The Good, The Bad, and The Energy

The notion that the great English empire and hierarchy should tremble at the air pump or electrical machine, would have been laughed at during the time Priestly first interjected this thought. However, after the American revolution we can see that he was right. The thing that swayed the fight was power and energy, that is how we are able to use and profit off of. Johnson notes that the colonists “didn’t have enough energy on its side” (Johnson, 142). However, that all changed when Franklin negotiated with France to have them send over eight hundred tons to the colonists. By doing this the “stored energy changed the balance of power between the struggling colonial army and the redcoats” (Johnson,143). The way that energy was able to change the tides of battle, ultimately lead to the colonists winning a war that should have ended in six months. Changes in science, especially those that allow humanity to manipulate how much power we are able to use are the ones that can change human history.

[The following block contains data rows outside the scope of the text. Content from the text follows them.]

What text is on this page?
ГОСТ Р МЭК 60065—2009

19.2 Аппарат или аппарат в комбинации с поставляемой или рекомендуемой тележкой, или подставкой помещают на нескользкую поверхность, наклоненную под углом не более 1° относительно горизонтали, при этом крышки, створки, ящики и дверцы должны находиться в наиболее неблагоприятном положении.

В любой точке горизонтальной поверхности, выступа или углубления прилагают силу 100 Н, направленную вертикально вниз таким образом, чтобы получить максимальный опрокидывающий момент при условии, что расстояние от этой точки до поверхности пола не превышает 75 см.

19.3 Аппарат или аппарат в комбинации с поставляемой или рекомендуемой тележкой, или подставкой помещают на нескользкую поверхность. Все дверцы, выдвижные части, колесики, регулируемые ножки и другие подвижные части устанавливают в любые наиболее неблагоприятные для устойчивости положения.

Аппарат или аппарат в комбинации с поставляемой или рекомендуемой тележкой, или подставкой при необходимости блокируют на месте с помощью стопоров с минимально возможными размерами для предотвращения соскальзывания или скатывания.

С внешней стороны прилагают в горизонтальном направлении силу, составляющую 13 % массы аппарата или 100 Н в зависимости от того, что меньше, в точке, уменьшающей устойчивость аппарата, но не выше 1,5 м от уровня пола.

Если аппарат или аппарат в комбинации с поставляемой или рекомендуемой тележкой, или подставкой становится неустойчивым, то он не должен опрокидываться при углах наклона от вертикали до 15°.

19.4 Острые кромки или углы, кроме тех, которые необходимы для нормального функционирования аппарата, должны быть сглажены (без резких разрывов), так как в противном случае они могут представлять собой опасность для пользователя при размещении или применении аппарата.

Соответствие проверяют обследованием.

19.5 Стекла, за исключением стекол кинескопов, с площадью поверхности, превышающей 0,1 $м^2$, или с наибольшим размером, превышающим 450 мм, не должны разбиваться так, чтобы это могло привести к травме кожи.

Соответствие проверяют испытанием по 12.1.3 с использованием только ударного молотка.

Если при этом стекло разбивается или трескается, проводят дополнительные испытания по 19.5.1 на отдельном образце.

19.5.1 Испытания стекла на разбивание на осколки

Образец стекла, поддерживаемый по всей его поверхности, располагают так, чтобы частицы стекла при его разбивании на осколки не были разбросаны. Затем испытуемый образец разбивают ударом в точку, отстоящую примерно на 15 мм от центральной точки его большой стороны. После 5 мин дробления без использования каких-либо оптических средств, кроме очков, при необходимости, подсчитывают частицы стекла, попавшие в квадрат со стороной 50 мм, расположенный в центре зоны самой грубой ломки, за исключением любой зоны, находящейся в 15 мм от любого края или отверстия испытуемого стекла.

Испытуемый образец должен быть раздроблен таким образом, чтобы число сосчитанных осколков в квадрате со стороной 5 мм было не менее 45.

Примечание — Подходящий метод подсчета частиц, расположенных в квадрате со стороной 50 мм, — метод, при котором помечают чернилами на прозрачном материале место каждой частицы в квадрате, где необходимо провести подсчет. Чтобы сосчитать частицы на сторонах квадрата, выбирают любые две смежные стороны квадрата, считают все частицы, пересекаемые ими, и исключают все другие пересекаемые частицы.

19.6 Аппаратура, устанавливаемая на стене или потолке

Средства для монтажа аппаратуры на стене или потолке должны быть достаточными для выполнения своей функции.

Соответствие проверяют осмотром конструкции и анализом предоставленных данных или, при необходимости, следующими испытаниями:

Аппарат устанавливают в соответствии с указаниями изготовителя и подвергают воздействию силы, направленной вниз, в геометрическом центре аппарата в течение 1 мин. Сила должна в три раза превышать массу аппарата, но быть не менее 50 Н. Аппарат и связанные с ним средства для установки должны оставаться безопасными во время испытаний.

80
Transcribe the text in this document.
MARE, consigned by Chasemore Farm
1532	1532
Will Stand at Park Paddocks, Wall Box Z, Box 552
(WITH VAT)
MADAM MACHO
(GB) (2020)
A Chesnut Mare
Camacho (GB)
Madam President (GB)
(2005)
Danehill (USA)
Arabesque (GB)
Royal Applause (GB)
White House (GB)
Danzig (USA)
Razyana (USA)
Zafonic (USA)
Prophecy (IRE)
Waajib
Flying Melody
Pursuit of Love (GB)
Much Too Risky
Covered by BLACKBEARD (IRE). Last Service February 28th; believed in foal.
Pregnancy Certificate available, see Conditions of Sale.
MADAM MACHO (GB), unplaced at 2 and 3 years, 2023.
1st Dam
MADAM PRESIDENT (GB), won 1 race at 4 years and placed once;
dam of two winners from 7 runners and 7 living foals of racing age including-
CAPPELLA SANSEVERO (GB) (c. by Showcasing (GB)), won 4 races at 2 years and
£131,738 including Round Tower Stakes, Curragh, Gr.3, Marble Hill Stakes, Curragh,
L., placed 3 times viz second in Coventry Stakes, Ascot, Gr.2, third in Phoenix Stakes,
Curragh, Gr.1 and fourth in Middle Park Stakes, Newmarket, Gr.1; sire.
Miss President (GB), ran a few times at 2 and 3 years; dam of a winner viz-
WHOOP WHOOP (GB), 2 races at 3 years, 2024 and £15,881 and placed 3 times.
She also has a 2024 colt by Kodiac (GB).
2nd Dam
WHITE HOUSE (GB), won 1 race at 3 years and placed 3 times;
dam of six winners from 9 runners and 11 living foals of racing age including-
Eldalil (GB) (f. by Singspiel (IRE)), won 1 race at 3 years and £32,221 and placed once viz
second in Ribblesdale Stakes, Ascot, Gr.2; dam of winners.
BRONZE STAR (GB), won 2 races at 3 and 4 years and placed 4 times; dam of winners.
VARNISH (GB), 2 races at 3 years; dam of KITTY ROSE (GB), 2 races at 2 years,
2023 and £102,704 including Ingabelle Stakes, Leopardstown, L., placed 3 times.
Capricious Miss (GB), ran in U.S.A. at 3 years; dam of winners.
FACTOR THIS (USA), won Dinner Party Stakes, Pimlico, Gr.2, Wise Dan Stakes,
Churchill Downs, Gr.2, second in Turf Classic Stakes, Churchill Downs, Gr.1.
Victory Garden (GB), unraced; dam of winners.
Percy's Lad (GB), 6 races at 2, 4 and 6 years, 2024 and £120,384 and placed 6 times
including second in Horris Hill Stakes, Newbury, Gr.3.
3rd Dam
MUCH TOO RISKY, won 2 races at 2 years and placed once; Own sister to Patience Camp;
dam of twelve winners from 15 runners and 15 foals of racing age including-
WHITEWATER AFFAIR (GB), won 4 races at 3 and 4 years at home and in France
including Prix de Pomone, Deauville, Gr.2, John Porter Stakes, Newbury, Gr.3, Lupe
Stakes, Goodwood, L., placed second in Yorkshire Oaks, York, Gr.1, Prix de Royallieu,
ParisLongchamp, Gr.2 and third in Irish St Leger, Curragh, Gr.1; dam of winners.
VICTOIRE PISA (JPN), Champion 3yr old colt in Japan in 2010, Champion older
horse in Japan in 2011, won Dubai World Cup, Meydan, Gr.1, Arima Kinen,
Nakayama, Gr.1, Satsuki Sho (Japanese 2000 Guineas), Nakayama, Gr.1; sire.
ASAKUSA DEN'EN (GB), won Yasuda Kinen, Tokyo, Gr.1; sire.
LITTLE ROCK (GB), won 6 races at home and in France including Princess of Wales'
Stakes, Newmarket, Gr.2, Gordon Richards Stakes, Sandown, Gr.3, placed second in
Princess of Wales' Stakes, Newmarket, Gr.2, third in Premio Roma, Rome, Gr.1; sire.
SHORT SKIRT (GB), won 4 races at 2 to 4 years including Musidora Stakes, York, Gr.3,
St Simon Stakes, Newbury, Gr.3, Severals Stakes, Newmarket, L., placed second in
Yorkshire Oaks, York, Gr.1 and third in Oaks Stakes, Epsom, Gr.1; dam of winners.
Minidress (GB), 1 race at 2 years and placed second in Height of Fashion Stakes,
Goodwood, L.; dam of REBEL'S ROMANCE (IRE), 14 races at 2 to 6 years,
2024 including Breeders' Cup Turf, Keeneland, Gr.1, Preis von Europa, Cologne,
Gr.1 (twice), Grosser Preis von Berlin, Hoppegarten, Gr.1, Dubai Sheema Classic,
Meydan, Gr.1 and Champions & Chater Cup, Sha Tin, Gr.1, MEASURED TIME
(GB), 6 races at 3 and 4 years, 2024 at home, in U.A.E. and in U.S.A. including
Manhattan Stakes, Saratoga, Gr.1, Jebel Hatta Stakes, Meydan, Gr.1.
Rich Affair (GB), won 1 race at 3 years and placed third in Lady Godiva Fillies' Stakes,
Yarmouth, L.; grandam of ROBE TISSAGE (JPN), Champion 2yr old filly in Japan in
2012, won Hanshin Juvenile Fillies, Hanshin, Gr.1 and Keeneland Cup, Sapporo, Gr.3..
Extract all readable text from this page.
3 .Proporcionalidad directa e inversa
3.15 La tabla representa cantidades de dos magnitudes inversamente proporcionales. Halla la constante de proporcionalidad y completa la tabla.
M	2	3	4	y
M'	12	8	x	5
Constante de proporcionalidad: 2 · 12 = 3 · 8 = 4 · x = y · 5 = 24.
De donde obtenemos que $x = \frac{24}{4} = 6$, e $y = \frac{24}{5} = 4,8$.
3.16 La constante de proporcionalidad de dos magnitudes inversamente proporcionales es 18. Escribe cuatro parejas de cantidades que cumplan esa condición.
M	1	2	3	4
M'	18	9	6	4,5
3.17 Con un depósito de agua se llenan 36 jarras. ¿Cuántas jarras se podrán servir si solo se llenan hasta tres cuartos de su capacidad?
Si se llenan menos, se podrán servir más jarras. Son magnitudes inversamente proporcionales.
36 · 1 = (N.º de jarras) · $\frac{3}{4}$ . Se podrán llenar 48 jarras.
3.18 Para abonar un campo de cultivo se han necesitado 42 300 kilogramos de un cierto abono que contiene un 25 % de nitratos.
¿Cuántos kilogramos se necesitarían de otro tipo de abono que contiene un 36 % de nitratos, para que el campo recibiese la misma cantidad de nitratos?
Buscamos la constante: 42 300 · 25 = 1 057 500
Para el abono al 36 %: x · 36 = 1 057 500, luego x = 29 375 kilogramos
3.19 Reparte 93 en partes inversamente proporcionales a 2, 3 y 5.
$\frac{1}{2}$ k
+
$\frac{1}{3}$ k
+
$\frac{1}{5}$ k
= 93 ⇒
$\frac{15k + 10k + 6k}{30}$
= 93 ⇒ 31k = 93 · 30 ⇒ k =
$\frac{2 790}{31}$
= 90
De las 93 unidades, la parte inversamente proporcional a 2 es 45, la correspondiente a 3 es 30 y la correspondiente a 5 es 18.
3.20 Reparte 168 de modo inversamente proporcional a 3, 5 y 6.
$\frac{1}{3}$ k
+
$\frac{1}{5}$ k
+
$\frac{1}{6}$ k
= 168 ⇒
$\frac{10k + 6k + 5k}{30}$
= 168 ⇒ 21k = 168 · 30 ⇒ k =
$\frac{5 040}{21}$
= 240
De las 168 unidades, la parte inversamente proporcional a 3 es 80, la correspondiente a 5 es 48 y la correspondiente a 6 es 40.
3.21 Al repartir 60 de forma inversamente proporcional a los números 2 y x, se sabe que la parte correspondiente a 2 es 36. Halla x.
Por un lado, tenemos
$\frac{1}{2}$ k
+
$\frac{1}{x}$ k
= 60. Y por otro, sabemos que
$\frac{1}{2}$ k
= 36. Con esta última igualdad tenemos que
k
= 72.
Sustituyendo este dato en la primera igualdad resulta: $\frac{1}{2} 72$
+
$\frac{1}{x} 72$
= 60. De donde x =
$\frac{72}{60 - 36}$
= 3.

Johnson notes that “… energy flows are such a crucial factor in the development of human societies” (129). Here he notes that lives change in response to how energy flows in society. One contemporary issue that comes to mind when looking at the effects that energy has on the world is nuclear power. There are many positives behind nuclear power, but there are many drawbacks from using this type of power, that it can easily be manipulated to create bombs. This is a large what if, but many countries do not want to give this energy source due to it being so versatile and powerful.

1 thought on “The Good, The Bad, and The Energy”

  1. Jacob, I dig your title first off, shout out to Clint Eastwood. I think it was a very good idea to frame the usage of energy and how governments should take the scientific creations of it’s people into consideration by pointing out the role it played in the American Revolution. Energy is generally considered as something that powers our homes or cars, so it’s refreshing to see energy being looked at as something that can be stored as gunpowder in muskets and cannons to help shape the result of wars and battles. I also think it is interesting how much we revolve back to nuclear power and nuclear bombs as a modern example of these readings, but it’s very fitting. It is a source of power that can be used either to further economy or fuel a devastating war, just as gunpowder and electricity were used in Priestley’s era. Where, if anywhere, would you suggest as being a place in the modern world akin to the scientific advances and social revolutions of mid to late eighteenth century England? Is there anywhere like that at all today?